Goldman Sachs estimates that data centres will account for 8.5% of America’s peak power demand by 2027, up from 4.1% in 2025. That capital is going somewhere. It is going into compute, not into conference rooms.
Grade-A office in the right node may survive. The rest is being disrupted and will eventually be made redundant. Eventually it will be converted to housing.
The law firms, the financial services companies, the consulting practices - the anchor tenants that filled premium office buildings for generations - are going to need less space. They are not going to need it gradually. They are going to need it suddenly, when leases expire and they discover that headcount is flat or falling while AI agents keep growing.
Well-located, amenity-rich offices may survive. Landlords with genuinely differentiated product in prime nodes will find occupiers. Everything else - secondary locations, average product offices, buildings that rely on price rather than quality - is in structural oversupply that no amount of rental discounting will fix.
If you hold office real estate, you need to be asking one question: what is the real case for occupancy in 2030? Not the optimistic case. The real one.
Industrial real estate is the asset class that has held up best across every disruption of the last decade, and the AI era is unlikely to change that fundamental durability.
The reason is simple. Physical goods still must be stored, moved, and distributed. AI does not dematerialise supply chains. If anything, the acceleration of e-commerce - which AI continues to drive - increases the volume of goods that need to flow through logistics and distribution infrastructure.
But here is where I think the picture is more nuanced than most industrial landlords want to acknowledge.
AI is making manufacturing faster and more precise. Just-in-time delivery is getting genuinely close to just-in-time - not as a management aspiration but as an operational reality. When manufacturers can predict demand more accurately, produce more responsively, and coordinate logistics more efficiently, they carry less inventory. When they carry less inventory, they need less storage space per unit of output.

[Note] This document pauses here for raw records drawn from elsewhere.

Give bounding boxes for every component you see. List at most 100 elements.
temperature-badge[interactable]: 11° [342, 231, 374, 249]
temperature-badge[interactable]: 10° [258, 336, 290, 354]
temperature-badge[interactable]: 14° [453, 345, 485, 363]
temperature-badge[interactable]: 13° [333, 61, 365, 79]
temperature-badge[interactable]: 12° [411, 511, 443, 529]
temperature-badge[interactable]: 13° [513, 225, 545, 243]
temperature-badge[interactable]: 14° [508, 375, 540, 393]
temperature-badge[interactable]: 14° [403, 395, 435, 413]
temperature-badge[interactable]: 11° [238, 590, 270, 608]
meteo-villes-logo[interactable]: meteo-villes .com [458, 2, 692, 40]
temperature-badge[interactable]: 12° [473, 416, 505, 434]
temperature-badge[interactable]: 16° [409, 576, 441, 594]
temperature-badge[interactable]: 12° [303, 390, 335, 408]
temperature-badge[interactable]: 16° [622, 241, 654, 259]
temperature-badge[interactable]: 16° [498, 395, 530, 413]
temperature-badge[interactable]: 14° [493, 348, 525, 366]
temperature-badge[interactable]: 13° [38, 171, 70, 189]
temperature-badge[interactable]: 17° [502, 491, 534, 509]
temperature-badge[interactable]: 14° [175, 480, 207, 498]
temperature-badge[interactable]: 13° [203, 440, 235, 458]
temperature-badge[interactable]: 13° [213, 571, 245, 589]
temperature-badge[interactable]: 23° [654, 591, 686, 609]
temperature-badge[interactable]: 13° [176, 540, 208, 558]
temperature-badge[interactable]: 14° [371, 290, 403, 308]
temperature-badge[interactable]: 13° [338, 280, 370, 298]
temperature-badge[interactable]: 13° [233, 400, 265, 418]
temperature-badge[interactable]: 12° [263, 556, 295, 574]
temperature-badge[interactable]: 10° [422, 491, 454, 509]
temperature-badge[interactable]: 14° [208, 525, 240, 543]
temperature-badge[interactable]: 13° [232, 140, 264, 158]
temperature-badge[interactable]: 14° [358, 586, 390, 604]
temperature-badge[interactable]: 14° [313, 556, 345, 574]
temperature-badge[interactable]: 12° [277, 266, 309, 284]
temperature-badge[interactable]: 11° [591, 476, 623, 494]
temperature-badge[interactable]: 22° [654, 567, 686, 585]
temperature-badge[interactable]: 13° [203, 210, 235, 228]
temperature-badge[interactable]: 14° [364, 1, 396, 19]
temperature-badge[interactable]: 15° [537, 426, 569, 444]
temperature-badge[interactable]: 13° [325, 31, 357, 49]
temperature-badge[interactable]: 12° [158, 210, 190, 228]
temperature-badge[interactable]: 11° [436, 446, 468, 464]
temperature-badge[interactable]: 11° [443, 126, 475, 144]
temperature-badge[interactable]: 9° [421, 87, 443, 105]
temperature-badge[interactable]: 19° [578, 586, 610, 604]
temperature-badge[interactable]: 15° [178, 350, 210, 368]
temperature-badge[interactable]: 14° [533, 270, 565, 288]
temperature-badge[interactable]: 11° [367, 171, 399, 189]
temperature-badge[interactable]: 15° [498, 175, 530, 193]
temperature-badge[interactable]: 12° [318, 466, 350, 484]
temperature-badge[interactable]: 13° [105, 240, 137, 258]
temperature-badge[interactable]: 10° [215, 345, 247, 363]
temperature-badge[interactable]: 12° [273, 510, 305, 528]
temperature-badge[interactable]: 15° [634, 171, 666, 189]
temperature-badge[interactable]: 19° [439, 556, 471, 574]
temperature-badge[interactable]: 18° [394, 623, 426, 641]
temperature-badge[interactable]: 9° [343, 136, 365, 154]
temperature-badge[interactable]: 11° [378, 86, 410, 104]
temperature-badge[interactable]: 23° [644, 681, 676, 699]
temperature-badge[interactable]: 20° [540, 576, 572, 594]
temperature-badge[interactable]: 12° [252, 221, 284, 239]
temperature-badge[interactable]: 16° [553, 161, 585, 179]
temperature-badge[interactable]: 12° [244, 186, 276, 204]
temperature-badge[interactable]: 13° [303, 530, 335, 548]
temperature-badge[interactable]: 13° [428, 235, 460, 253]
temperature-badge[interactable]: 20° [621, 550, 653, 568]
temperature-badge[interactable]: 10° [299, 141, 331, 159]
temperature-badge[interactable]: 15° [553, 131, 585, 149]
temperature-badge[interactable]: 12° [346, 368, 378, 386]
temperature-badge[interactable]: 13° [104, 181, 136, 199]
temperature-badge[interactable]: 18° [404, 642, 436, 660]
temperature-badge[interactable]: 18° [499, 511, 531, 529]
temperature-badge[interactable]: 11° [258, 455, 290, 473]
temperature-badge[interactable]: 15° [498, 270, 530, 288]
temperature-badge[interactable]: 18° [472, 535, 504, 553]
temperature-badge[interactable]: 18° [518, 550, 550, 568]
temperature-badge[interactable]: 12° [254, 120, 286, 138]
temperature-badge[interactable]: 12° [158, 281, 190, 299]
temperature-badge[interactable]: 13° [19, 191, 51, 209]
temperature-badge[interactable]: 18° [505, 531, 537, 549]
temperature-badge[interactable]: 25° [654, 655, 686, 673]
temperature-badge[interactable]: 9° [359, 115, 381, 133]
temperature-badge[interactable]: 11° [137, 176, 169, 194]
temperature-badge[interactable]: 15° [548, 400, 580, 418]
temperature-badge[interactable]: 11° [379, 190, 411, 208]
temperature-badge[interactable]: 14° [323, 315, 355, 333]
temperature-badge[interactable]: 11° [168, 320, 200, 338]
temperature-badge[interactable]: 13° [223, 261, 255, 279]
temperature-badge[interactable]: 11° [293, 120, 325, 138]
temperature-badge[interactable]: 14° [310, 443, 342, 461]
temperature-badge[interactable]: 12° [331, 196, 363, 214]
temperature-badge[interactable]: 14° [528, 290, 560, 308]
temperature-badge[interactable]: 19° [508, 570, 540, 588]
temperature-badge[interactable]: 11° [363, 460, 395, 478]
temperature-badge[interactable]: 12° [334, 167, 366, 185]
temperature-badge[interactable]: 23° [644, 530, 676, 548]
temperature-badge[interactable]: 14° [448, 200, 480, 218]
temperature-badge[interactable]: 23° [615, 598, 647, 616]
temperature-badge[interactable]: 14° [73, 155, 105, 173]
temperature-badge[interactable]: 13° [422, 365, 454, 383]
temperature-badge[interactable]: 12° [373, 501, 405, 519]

The implication is not that industrial demand falls. It is that the unit size profile shifts. The 10,000 square metre bulk warehouse starts to look oversized for many occupiers who previously needed that footprint. The 500 to 1,500 square metre unit - flexible, accessible, close to urban consumption centres - becomes more valuable. Small and mid-sized industrial space near population centres is likely to be in sustained demand.
The landlords who will win in industrial are those who understand that the future tenant is not a company storing six months of stock. It is a company holding three weeks of stock and turning it fast. That is a different building with a different lease structure.

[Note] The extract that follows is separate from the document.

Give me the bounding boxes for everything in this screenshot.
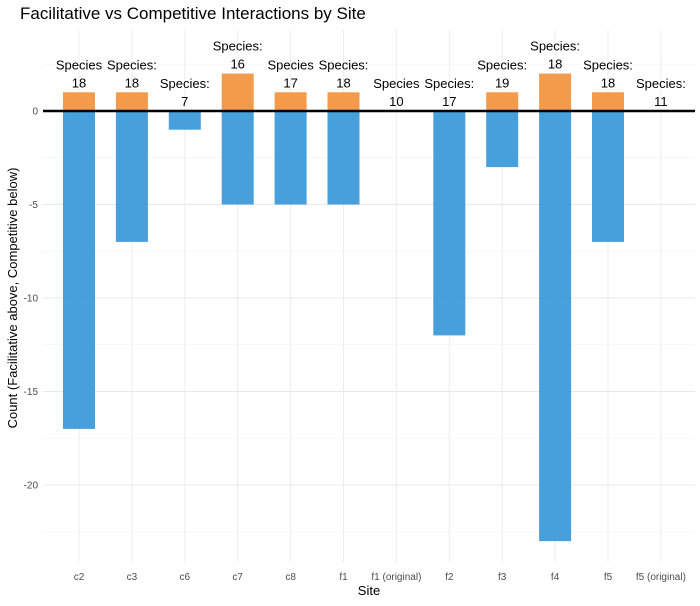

Real estate is not immune to AI. But it is not uniformly threatened either. The divergence between asset classes is accelerating, and the window to reposition is shorter than most people think. My summary of each asset sector is as follows:
• Residential demand holds. But where people choose to live is quietly shifting away from CBDs and towards wherever life is affordable and connected.
• Retail is three different stories. Experience-led malls survive. Suburban convenience and township retail survive and thrive through necessity. Line shops on urban
roads are in structural trouble unless they are in the most prime locations.

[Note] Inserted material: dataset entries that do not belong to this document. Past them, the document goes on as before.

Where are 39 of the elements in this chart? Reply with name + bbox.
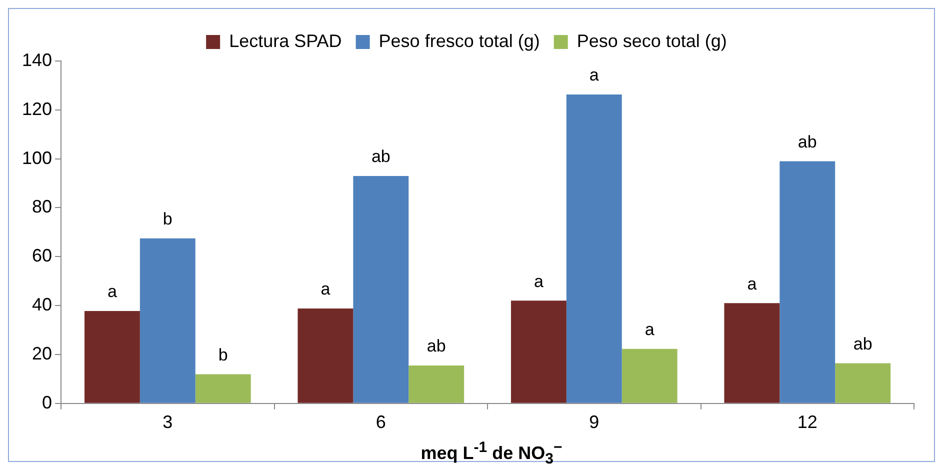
y-tick-label: 100	[22, 148, 52, 168]
bar	[140, 238, 196, 403]
data-label: ab	[798, 132, 817, 152]
x-tick-label: 9	[589, 412, 600, 432]
data-label: a	[534, 272, 544, 291]
y-tick-label: 140	[22, 50, 52, 70]
y-tick-label: 40	[32, 294, 52, 315]
bar	[195, 374, 251, 403]
data-label: a	[107, 282, 118, 302]
data-label: ab	[853, 334, 872, 354]
bar	[566, 94, 622, 403]
bar	[622, 348, 678, 403]
y-tick-label: 80	[32, 196, 52, 217]
bar	[408, 365, 464, 403]
bar	[724, 303, 780, 403]
data-label: a	[747, 274, 758, 294]
data-label: a	[320, 280, 331, 299]
x-tick-label: 3	[162, 412, 173, 432]
bar	[835, 363, 891, 403]
data-label: b	[162, 210, 172, 228]
x-tick-label: 6	[376, 412, 386, 432]
bar	[510, 300, 566, 403]
data-label: a	[589, 66, 600, 85]
x-tick-label: 12	[797, 412, 818, 432]
legend-label: Peso fresco total (g)	[378, 30, 540, 51]
bar	[353, 176, 409, 403]
data-label: ab	[426, 336, 446, 356]
y-tick-label: 120	[22, 98, 52, 119]
y-tick-label: 0	[42, 392, 52, 412]
legend-label: Lectura SPAD	[229, 30, 342, 51]
bar	[84, 310, 140, 403]
data-label: b	[218, 345, 228, 364]
bar	[298, 308, 354, 403]
y-tick-label: 60	[32, 246, 52, 266]
y-tick-label: 20	[32, 343, 52, 364]
data-label: ab	[371, 147, 390, 166]
bar	[780, 161, 836, 403]
legend-label: Peso seco total (g)	[576, 30, 727, 51]
data-label: a	[644, 320, 655, 340]
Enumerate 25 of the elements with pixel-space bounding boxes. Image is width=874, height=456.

• Offices face a structural reckoning that has barely begun. The real damage shows up when the leases end.
• Industrial stays durable. But the winning landlord is not the one with the biggest box - it is the one closest to where goods need to be tomorrow morning.
The bottom line is that AI is not the disruption. AI is the accelerant.
The question is not whether your buildings are full today. It is whether the reason people come to them still exists - and whether it will still exist in five years when the next lease cycle hits.
Because if the answer is no, no discount, no incentive, and no broker relationship is going to save you.